Which took but literally a second to do (as I actually prefaced the above command with time, out of curiosity). With the mobythes.aur file having now been processed, saved to mobythes.txt and copied to my Documents folder, I will use this new plain CSV file as is, to query the search string for a match to the first field of each record and return the record, sans the first field, as a list to choose from in AppleScript. I found this method to be extremely fast, while searching for "zoom" the last record in the CSV file, it took but a second to return and create the list for that record on the fly.

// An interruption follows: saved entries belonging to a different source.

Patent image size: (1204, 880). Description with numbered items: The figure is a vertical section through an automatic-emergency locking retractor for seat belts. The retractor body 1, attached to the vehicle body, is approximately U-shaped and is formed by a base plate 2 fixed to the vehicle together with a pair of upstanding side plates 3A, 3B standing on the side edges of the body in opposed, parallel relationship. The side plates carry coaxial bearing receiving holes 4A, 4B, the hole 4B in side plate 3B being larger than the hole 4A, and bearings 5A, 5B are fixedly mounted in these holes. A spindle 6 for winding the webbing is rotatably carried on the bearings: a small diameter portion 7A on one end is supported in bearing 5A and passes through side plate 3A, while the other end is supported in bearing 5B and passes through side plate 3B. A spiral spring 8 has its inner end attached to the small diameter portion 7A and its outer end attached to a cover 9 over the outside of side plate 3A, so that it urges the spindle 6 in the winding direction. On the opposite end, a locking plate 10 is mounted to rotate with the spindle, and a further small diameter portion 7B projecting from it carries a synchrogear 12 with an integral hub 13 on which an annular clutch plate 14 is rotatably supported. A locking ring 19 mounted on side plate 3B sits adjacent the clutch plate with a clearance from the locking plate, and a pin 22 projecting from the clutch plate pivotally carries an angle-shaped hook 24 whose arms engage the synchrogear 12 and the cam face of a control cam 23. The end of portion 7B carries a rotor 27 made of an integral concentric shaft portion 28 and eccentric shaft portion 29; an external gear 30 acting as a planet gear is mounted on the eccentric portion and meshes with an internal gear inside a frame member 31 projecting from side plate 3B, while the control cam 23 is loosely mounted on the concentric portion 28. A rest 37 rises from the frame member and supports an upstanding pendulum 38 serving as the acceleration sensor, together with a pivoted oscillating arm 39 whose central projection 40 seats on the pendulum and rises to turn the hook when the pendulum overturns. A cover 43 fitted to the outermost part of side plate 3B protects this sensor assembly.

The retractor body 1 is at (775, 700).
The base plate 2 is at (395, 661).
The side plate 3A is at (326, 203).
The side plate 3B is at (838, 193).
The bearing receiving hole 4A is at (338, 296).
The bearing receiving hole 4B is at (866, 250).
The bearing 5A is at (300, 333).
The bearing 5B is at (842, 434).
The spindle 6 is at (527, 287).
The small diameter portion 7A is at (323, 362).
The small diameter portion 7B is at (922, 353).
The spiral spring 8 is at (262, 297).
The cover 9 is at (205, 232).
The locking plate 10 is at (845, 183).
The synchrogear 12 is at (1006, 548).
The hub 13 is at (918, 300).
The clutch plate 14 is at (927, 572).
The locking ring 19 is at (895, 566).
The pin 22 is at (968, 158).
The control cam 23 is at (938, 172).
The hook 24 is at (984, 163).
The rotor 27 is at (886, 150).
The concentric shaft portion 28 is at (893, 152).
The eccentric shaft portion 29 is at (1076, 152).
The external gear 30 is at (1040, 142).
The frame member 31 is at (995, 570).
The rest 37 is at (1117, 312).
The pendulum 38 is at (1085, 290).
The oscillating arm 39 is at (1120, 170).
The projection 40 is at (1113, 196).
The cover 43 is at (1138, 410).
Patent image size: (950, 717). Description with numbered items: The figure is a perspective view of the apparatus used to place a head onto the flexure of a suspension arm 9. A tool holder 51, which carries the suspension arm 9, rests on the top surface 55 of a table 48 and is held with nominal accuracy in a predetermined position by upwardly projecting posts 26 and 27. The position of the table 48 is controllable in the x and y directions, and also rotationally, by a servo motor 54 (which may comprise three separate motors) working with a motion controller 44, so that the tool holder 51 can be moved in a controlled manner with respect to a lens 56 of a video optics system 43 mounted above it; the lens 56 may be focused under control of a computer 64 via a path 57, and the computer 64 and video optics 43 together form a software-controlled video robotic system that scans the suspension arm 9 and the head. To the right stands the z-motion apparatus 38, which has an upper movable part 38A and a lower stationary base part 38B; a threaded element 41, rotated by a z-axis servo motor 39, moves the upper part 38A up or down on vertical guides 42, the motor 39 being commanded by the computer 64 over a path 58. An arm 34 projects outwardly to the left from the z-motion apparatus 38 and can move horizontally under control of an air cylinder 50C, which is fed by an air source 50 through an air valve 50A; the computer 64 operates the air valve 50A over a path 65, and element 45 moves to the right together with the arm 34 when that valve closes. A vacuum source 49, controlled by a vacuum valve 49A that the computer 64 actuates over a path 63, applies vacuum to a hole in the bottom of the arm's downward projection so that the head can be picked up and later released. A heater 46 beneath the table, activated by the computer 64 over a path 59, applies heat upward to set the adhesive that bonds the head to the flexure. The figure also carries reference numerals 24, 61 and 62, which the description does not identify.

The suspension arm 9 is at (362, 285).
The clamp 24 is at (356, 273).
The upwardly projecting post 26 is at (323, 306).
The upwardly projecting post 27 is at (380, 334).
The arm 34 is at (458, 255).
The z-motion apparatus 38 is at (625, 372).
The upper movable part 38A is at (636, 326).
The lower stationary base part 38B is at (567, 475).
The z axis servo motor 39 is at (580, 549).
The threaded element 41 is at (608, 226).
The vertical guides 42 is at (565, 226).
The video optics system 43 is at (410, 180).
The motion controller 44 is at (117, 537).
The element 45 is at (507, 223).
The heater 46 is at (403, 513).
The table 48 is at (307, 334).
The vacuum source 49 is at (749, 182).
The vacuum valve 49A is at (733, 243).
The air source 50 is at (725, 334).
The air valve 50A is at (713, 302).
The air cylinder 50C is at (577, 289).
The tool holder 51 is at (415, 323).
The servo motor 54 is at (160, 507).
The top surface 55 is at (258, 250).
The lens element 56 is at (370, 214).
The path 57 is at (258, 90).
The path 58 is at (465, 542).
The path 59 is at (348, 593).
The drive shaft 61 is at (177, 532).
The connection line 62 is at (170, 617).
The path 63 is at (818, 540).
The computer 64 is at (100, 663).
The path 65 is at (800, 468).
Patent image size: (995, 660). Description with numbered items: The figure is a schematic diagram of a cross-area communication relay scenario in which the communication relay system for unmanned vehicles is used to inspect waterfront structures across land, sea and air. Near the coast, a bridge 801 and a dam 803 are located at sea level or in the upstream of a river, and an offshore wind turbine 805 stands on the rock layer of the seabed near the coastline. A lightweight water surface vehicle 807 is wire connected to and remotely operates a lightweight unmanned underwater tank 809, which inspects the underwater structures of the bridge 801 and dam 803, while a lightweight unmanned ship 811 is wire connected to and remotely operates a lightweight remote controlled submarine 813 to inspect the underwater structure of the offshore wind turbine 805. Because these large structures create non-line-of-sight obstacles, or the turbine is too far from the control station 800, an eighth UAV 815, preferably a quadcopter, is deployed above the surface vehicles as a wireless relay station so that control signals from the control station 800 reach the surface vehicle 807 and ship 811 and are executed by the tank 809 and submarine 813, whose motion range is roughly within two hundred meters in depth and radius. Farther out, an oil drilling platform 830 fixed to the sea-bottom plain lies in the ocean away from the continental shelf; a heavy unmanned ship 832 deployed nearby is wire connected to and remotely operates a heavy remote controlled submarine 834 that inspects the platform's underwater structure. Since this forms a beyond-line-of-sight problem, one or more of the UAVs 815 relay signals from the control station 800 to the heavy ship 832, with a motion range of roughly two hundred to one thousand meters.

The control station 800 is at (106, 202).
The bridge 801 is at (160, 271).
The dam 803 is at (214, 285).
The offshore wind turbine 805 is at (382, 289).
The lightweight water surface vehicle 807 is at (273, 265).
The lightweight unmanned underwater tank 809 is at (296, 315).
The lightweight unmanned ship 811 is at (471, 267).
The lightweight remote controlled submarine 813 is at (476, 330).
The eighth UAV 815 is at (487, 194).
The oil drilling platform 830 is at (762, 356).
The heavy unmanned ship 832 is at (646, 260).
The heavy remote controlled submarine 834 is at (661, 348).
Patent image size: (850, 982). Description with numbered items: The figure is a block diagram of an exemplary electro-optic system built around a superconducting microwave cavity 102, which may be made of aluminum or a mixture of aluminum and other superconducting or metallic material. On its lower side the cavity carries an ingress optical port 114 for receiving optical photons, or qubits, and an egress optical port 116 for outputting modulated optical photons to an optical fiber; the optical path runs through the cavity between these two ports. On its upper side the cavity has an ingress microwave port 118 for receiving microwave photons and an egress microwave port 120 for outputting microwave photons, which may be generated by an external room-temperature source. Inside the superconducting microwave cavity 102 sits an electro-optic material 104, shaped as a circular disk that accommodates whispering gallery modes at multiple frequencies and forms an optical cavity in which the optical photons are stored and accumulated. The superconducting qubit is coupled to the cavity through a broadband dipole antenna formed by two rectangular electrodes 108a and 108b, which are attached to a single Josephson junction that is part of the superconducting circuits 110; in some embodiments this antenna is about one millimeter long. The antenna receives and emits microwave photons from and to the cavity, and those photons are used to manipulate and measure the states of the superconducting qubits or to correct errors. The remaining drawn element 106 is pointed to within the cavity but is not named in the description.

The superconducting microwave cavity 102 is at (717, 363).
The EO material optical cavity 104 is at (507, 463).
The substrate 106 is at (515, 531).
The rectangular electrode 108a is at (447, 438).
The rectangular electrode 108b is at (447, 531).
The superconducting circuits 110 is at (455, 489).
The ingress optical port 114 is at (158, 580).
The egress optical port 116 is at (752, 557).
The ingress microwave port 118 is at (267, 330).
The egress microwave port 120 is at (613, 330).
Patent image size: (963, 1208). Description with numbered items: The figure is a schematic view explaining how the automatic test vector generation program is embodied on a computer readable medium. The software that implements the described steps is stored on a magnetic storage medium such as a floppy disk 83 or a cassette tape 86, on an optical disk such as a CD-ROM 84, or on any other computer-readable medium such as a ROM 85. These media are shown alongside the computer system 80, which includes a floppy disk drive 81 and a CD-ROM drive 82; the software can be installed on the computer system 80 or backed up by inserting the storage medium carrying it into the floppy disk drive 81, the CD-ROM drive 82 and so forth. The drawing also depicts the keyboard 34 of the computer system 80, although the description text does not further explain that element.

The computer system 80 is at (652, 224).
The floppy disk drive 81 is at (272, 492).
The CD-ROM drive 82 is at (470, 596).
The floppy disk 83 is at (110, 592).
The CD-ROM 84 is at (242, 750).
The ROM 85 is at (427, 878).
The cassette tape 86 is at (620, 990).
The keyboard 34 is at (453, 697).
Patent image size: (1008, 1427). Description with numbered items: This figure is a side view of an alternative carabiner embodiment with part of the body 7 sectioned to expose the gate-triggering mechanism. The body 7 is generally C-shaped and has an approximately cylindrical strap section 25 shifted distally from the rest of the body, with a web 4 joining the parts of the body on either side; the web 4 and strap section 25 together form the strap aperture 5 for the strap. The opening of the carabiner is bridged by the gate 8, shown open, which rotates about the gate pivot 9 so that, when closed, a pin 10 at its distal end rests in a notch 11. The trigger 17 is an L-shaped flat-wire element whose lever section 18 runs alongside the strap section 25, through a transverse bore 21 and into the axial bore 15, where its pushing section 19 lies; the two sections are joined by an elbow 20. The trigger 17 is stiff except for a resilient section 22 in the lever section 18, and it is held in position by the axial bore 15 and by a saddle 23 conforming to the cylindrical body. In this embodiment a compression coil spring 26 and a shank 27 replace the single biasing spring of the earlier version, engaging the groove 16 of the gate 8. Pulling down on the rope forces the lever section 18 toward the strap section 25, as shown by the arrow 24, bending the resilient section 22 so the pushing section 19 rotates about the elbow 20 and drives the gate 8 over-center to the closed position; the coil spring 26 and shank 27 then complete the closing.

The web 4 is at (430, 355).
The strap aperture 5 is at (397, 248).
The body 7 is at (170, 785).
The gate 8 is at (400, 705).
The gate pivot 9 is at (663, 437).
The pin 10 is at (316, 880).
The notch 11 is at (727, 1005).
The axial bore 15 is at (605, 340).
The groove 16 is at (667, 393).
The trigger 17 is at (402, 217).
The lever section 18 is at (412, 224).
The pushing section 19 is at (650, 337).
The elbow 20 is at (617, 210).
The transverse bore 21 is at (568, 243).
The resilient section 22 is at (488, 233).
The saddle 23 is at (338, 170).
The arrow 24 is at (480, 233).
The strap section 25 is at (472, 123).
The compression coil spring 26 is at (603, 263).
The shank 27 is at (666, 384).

In AppleScript Editor I use the following code to test against the plain CSV file as a single file containing the 30,260 lines with 2.5 million synonyms and related words.

set AppleScript's text item delimiters to ""
set theMobyThesaurus to POSIX path of (path to documents folder) & "mobythes.txt"

set theSearchString to the text returned of (display dialog "Find synonyms for:" default answer "" buttons {"Cancel", "Search"} default button 2 with title "Search Moby Thesaurus")

if theSearchString is not equal to "" then

    try
        set theSearchResults to (do shell script "grep -i -m 1 '^" & theSearchString & ",' " & theMobyThesaurus)
    on error
        display dialog "No match for \"" & theSearchString & "\" available." buttons {"OK"} default button 1
        return
    end try

    if theSearchResults is not equal to "" then
        set AppleScript's text item delimiters to ","
        set theSynonymsList to items 2 thru -1 of text items of theSearchResults as list
        set AppleScript's text item delimiters to ""

        choose from list theSynonymsList with prompt "Choose a synonym for: " & linefeed & theSearchString
        if the result is not false then
            set theChosenWord to (item 1 of the result)
        end if
    end if

end if

In this example, assuming a search match was made and nothing canceled, then the theChosenWord variable now contains what was chosen from the displayed list and can be processed further as needed/wanted.

Note that this is of course strictly example code for testing purposes and will need to be adapted to your use case scenario while incorporating appropriate error handling as needed.

I believe this is going to be the fastest way while leaving the Moby Thesaurus as a single CSV file, and is probably faster then whatever methods you tried thus far.